CHARLES BAUDELAIRE
Vous avez vu juste, mon cher. Il y a en tout homme, à tout instant deux postulations simultanées, l’une vers Dieu, l’autre vers Satan. L’une est joie de monter en grade, l’autre joie de descendre !
Alors pourquoi ? je ne sais ; sans doute par honnêteté, par esprit de lucidité, par refus de la complaisance. J’ai conscience du mal en l’homme, je veux pouvoir me dédoubler, m’imaginer pire que je ne suis réellement, me penser ou plus exactement m’avouer coupable des pires méfaits – même de ceux que je n’ai pas commis ou que je n’ai pas osé commettre : manger des cervelles d’enfants, fusiller Aupick, écarteler des chiens, me vautrer sur l’énorme catin dont le charme infernal me rajeunit sans cesse…
Saint-Jean, dont vous vous réclamez si mes sources sont exactes, n’écrit-il pas dans son Prologue : La lumière brille dans les ténèbres et les ténèbres ne l’ont pas atteinte. Le mal n’existe pas en soi ; le mal, c’est du bien perverti, c’est une beauté potentielle. Les adeptes de la méthode Coué et de toutes les méthodes de pensée positive qui prospèrent déjà et feront le bonheur des charlatans positivistes dans les siècles à venir me désolent. Ils vont nous priver d’une certaine force du mal, par angélisme, et c’est infiniment regrettable.
LE GRAND INITIE
Vous m’inquiétez, Baudelaire !
Charles Baudelaire
Comprenez-moi bien, je ne fais pas l’apologie du mal. Je dis simplement que Satan nous gouverne et que :
Sur l’oreiller du mal, c’est Satan Trismégiste
Qui berce longuement notre esprit enchanté,
Et le riche métal de notre volonté
Est tout vaporisé par ce savant chimiste.
Je veux montrer le mal qui transparaît toujours sous les oripeaux de la bonne conscience.

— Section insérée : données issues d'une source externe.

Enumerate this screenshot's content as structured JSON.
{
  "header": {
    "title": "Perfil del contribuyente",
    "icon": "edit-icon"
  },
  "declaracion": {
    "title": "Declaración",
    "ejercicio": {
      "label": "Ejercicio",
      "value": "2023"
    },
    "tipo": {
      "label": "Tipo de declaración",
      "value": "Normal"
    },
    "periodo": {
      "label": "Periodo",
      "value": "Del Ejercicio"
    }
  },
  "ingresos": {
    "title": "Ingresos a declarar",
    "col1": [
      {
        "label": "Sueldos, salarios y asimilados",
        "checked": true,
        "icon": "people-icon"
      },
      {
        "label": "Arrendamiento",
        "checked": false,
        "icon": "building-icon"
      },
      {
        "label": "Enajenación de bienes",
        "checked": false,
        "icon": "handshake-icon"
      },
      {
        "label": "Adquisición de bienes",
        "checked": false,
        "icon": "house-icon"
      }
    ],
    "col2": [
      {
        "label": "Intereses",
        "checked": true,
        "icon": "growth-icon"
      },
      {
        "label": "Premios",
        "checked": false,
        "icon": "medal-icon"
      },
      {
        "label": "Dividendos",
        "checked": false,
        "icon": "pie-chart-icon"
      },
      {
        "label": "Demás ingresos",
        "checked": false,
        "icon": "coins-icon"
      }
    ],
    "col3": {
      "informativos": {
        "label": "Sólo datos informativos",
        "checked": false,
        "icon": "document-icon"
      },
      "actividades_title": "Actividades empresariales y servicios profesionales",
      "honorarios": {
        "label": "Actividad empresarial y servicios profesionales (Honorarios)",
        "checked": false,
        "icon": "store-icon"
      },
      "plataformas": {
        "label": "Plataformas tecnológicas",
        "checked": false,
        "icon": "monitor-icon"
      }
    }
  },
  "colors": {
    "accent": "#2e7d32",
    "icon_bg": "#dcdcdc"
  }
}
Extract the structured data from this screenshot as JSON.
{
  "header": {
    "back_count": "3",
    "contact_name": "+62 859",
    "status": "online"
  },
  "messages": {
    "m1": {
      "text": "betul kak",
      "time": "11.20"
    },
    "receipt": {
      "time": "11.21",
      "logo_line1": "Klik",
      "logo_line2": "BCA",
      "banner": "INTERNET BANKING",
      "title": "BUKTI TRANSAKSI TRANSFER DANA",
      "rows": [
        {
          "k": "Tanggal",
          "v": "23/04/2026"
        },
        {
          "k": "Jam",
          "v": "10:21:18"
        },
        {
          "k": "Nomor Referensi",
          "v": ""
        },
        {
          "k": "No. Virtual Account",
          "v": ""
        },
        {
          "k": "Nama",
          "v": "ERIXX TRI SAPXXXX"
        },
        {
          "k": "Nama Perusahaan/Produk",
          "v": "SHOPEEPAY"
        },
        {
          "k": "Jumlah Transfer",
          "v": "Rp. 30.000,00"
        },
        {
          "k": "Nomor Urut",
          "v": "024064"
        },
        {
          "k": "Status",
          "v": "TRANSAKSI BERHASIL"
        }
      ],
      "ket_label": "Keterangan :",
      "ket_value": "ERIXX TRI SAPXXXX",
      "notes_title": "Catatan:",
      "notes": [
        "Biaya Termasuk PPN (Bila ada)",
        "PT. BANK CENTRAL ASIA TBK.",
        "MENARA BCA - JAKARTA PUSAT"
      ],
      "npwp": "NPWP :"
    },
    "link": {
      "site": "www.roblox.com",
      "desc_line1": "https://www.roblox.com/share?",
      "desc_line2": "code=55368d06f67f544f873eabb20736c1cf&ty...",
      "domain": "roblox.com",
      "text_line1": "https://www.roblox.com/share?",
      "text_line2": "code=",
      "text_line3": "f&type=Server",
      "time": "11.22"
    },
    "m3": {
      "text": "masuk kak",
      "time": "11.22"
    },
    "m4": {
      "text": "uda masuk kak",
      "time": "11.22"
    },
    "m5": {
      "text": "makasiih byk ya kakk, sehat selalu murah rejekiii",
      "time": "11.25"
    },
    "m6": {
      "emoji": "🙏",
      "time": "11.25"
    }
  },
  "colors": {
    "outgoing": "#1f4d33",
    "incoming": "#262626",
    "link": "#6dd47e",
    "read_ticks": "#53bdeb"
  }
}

Je hais l’hypocrisie qui consiste à faire croire que le désintéressement nous guide, que le sens de l’intérêt général anime nos gouvernants, que l’amour et la bonté sont en nous. Ceux qui le prétendent sont tous des dévots, des confits, des tartuffes, animés par une volonté de puissance qu’ils taisent. Prenez Aupick, mon beau-père, ce cuistre enrubanné ; prenez Louis-Napoléon, ce bouffon intrigant ; prenez Horace Vernet, ce réaliste académique, cet impuissant cérébral qui, avec ses marines, ses chevaux et ses scènes militaires, est l’antithèse absolue de l’artiste ; prenez Hugo, ce monstre de grandiloquence, qui a toujours le front penché, trop penché pour rien voir, excepté son nombril, Hugo, si peu élégiaque, si peu éthéré, qu’il ferait horreur, même à un notaire ! Prenez la Femme Sand etson style coulant, cher aux bourgeois, une grosse bête qui se fie à son bon cœur et son bon sens, une stupide créature qui a dans les idées morales la même profondeur de jugement et la même délicatesse de sentiment que les concierges et les filles entretenues ! Et je pourrais continuer longtemps, tant les ressorts de ceux que l’on appelle les grands, de ceux qui réussissent, sont identiques.
Le Grand Initié
De tels penchants sont inhérents à tout individu. Et l’homme doit chercher à se perfectionner, faire preuve de vigilance et de persévérance, consentir un effort personnel pour tendre vers le bien.
L’art, la religion, la quête initiatique, et plus largement la recherche de la vertu nous y aident.
Charles Baudelaire
Je m’y efforce aussi. Je sais surtout que plus l’homme cultive les arts, moins il bande! Seule la brute bande bien !
Alors, que choisir entre ces deux maux : se civiliser, mais ne plus jouir ; retrouver l’état de nature, mais rester une bête ? Pour ma part, je ne parviens pas à me résigner à choisir. Vous le savez comme moi, tout choix est aliénant.
Mais ce dont je suis sûr, c’est que je suis perdu pour la vie et que j’ai perdu foi en l’humanité.